What is your favourite regional cuisine? “It would be hard not to say Cantonese cuisine. I’m obsessive about dim sum, the idea of it, the style of eating. It’s very clever – it’s playful and it shows an immense amount of skill. It’s humorous when they feign things to be other things, with plays on texture and ingredients, using a lot of starches I didn’t even know existed until I started making dim sum.”

Xiaolongbao at A Wong.
Xiaolongbao at A Wong.

Your version of xiaolongbao involves injecting vinegar. Why do you do that? “As a chef, all you want to do is create dishes that solve diners’ problems. My problem with xiaolongbao is that it is always served with a big dish of vinegar and you dump [the dumpling] in and the whole thing tastes of vinegar and it ruins your dumpling. People in London aren’t familiar with the Shanghai soup dumpling; they don’t know how much vinegar to put on it and don’t know how to eat it. So the idea behind injecting the vinegar is to control the amount that goes into the dumpling so it doesn’t ruin the taste.”

What’s your latest innovation? “I have a take on traditional Hong Kong chicken feet.

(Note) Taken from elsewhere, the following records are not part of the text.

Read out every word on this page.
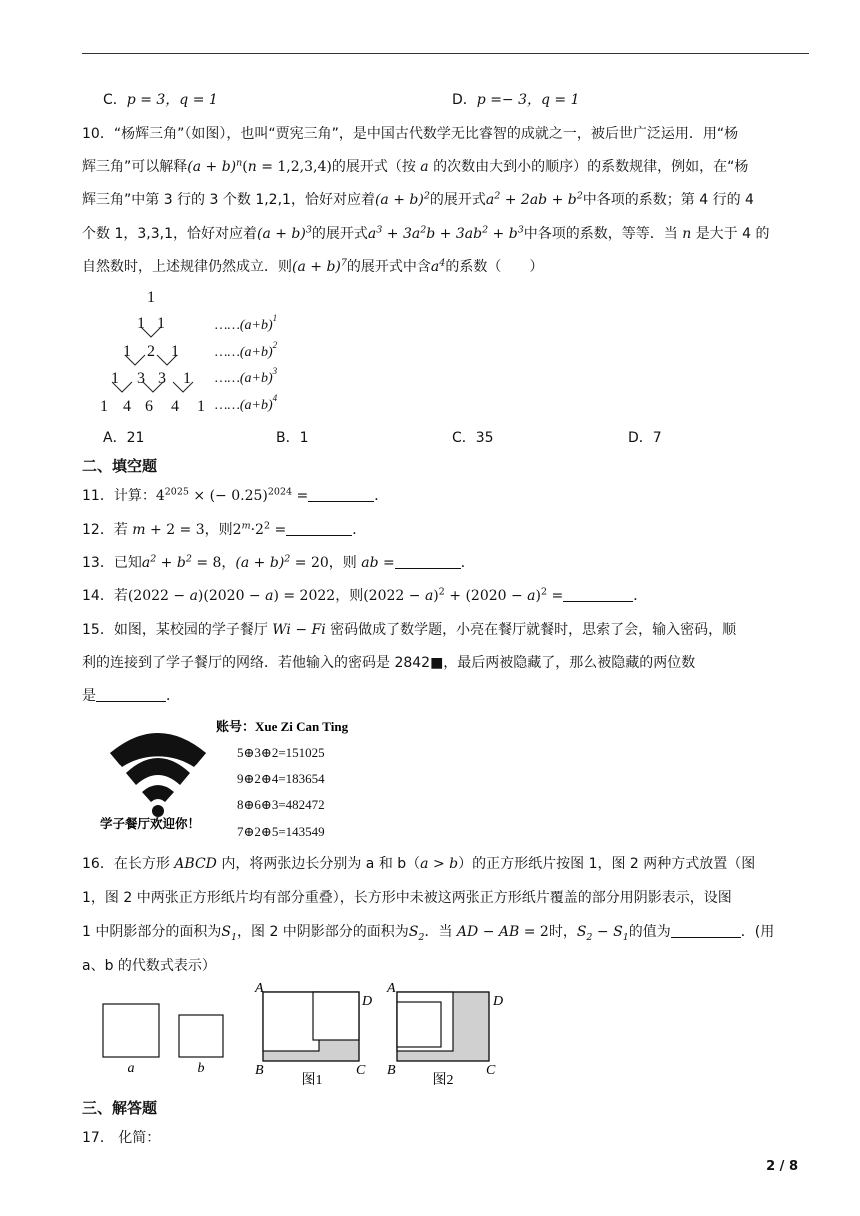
C．p = 3，q = 1	D．p =− 3，q = 1
10．“杨辉三角”（如图），也叫“贾宪三角”，是中国古代数学无比睿智的成就之一，被后世广泛运用．用“杨
辉三角”可以解释$(a + b)^n(n = 1,2,3,4)$的展开式（按 a 的次数由大到小的顺序）的系数规律，例如，在“杨
辉三角”中第 3 行的 3 个数 1,2,1，恰好对应着$(a + b)^2$的展开式$a^2 + 2ab + b^2$中各项的系数；第 4 行的 4
个数 1，3,3,1，恰好对应着$(a + b)^3$的展开式$a^3 + 3a^2b + 3ab^2 + b^3$中各项的系数，等等．当 n 是大于 4 的
自然数时，上述规律仍然成立．则$(a + b)^7$的展开式中含$a^4$的系数（　　）
1
1 1
1 2 1
1 3 3 1
1 4 6 4 1
$\dots\dots(a+b)^1$
$\dots\dots(a+b)^2$
$\dots\dots(a+b)^3$
$\dots\dots(a+b)^4$
A．21	B．1	C．35	D．7
二、填空题
11．计算：$4^{2025}$ × (− 0.25)$^{2024}$ =	．
12．若 m + 2 = 3，则$2^m\cdot 2^2$ =	．
13．已知$a^2 + b^2 = 8$，$(a + b)^2 = 20$，则 ab =	．
14．若(2022 − a)(2020 − a) = 2022，则$(2022 - a)^2 + (2020 - a)^2$ =	．
15．如图，某校园的学子餐厅 Wi − Fi 密码做成了数学题，小亮在餐厅就餐时，思索了会，输入密码，顺
利的连接到了学子餐厅的网络．若他输入的密码是 2842■，最后两被隐藏了，那么被隐藏的两位数
是	．
学子餐厅欢迎你！
账号：Xue Zi Can Ting
5⊕3⊕2=151025
9⊕2⊕4=183654
8⊕6⊕3=482472
7⊕2⊕5=143549
16．在长方形 ABCD 内，将两张边长分别为 a 和 b（a > b）的正方形纸片按图 1，图 2 两种方式放置（图
1，图 2 中两张正方形纸片均有部分重叠），长方形中未被这两张正方形纸片覆盖的部分用阴影表示，设图
1 中阴影部分的面积为$S_1$，图 2 中阴影部分的面积为$S_2$．当 AD − AB = 2时，$S_2 - S_1$的值为	．(用
a、b 的代数式表示）
a	b
A
D
B	C
图1
A
D
B	C
图2
三、解答题
17． 化简：
2 / 8
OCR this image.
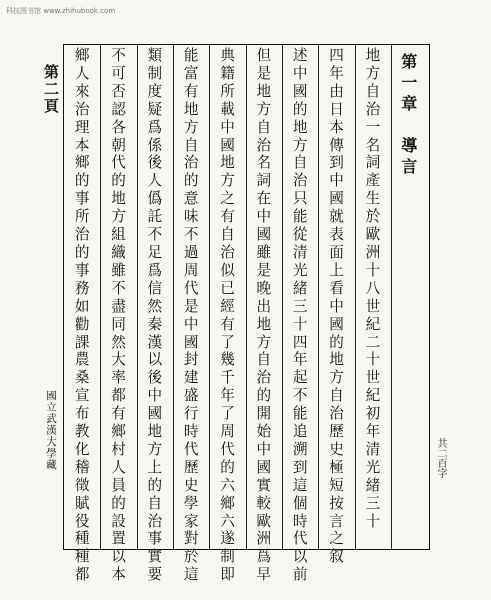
科技图书馆 www.zhihubook.com
第二頁
國立武漢大學藏	共二百字
第
一
章

導
言
地
方
自
治
一
名
詞
產
生
於
歐
洲
十
八
世
紀
二
十
世
紀
初
年
清
光
緒
三
十
四
年
由
日
本
傳
到
中
國
就
表
面
上
看
中
國
的
地
方
自
治
歷
史
極
短
按
言
之
叙
述
中
國
的
地
方
自
治
只
能
從
清
光
緒
三
十
四
年
起
不
能
追
溯
到
這
個
時
代
以
前
但
是
地
方
自
治
名
詞
在
中
國
雖
是
晚
出
地
方
自
治
的
開
始
中
國
實
較
歐
洲
爲
早
典
籍
所
載
中
國
地
方
之
有
自
治
似
已
經
有
了
幾
千
年
了
周
代
的
六
鄉
六
遂
制
即
能
富
有
地
方
自
治
的
意
味
不
過
周
代
是
中
國
封
建
盛
行
時
代
歷
史
學
家
對
於
這
類
制
度
疑
爲
係
後
人
僞
託
不
足
爲
信
然
秦
漢
以
後
中
國
地
方
上
的
自
治
事
實
要
不
可
否
認
各
朝
代
的
地
方
組
織
雖
不
盡
同
然
大
率
都
有
鄉
村
人
員
的
設
置
以
本
鄉
人
來
治
理
本
鄉
的
事
所
治
的
事
務
如
勸
課
農
桑
宣
布
教
化
稽
徵
賦
役
種
種
都
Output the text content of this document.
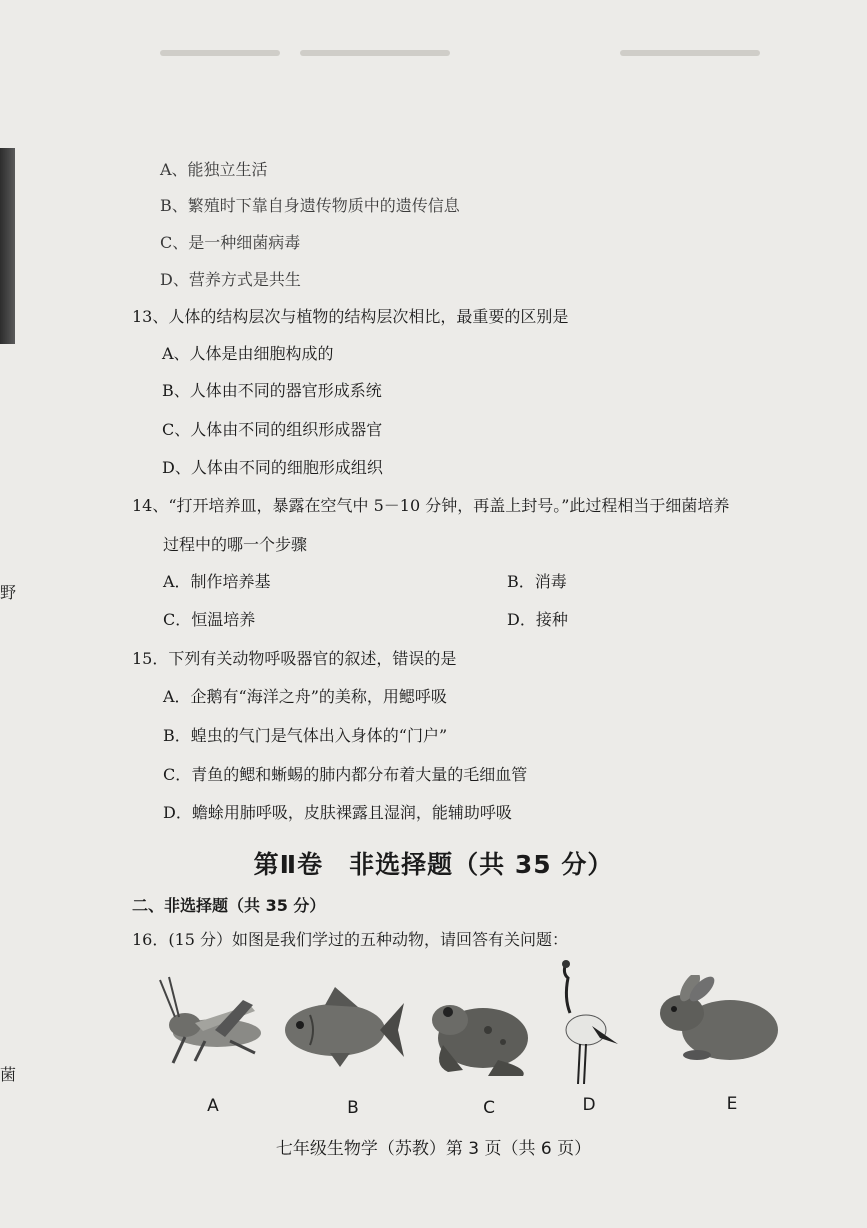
野
菌
A、能独立生活
B、繁殖时下靠自身遗传物质中的遗传信息
C、是一种细菌病毒
D、营养方式是共生
13、人体的结构层次与植物的结构层次相比，最重要的区别是
A、人体是由细胞构成的
B、人体由不同的器官形成系统
C、人体由不同的组织形成器官
D、人体由不同的细胞形成组织
14、“打开培养皿，暴露在空气中 5－10 分钟，再盖上封号。”此过程相当于细菌培养
过程中的哪一个步骤
A．制作培养基	B．消毒
C．恒温培养	D．接种
15．下列有关动物呼吸器官的叙述，错误的是
A．企鹅有“海洋之舟”的美称，用鳃呼吸
B．蝗虫的气门是气体出入身体的“门户”
C．青鱼的鳃和蜥蜴的肺内都分布着大量的毛细血管
D．蟾蜍用肺呼吸，皮肤裸露且湿润，能辅助呼吸
第Ⅱ卷　非选择题（共 35 分）
二、非选择题（共 35 分）
16．(15 分）如图是我们学过的五种动物，请回答有关问题：
A	B	C	D	E
七年级生物学（苏教）第 3 页（共 6 页）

The idea of steamed gelatinous chicken feet that look like chicken feet is a hard concept for Western people to grasp so we reinterpret the dish. We go through about 90 per cent of the cooking process and in the last step, instead of steaming it, we deep-fry it so it has a crispy texture on the outside, but the inside is still gelatinous with cartilage and skin. It gives them a dish that is still familiar and gets them to understand chicken feet is part of Chinese culture and dim sum. When they next go to a Chinese restaurant they may not be so repulsed at eating chicken feet.”

Gong bao chicken lettuce wrap, at A Wong.
Gong bao chicken lettuce wrap, at A Wong.

Name some of your favourite restaurants. “In Hong Kong, the food is very good at Above & Beyond. At China Club, I like the idea that you go in there and see a big picture of Winston Churchill yet the food is inherently Cantonese. I love Pierre Gagnaire’s food, Albert Adria’s food [in Spain] and Brett Graham’s food at The Ledbury [in London]. I go to restaurants for specific dishes. I eat a lot. Eating is a very important part of my life.”

Andrew Wong was in Hong Kong as guest chef at Above & Beyond, at the Hotel Icon, in Tsim Sha Tsui.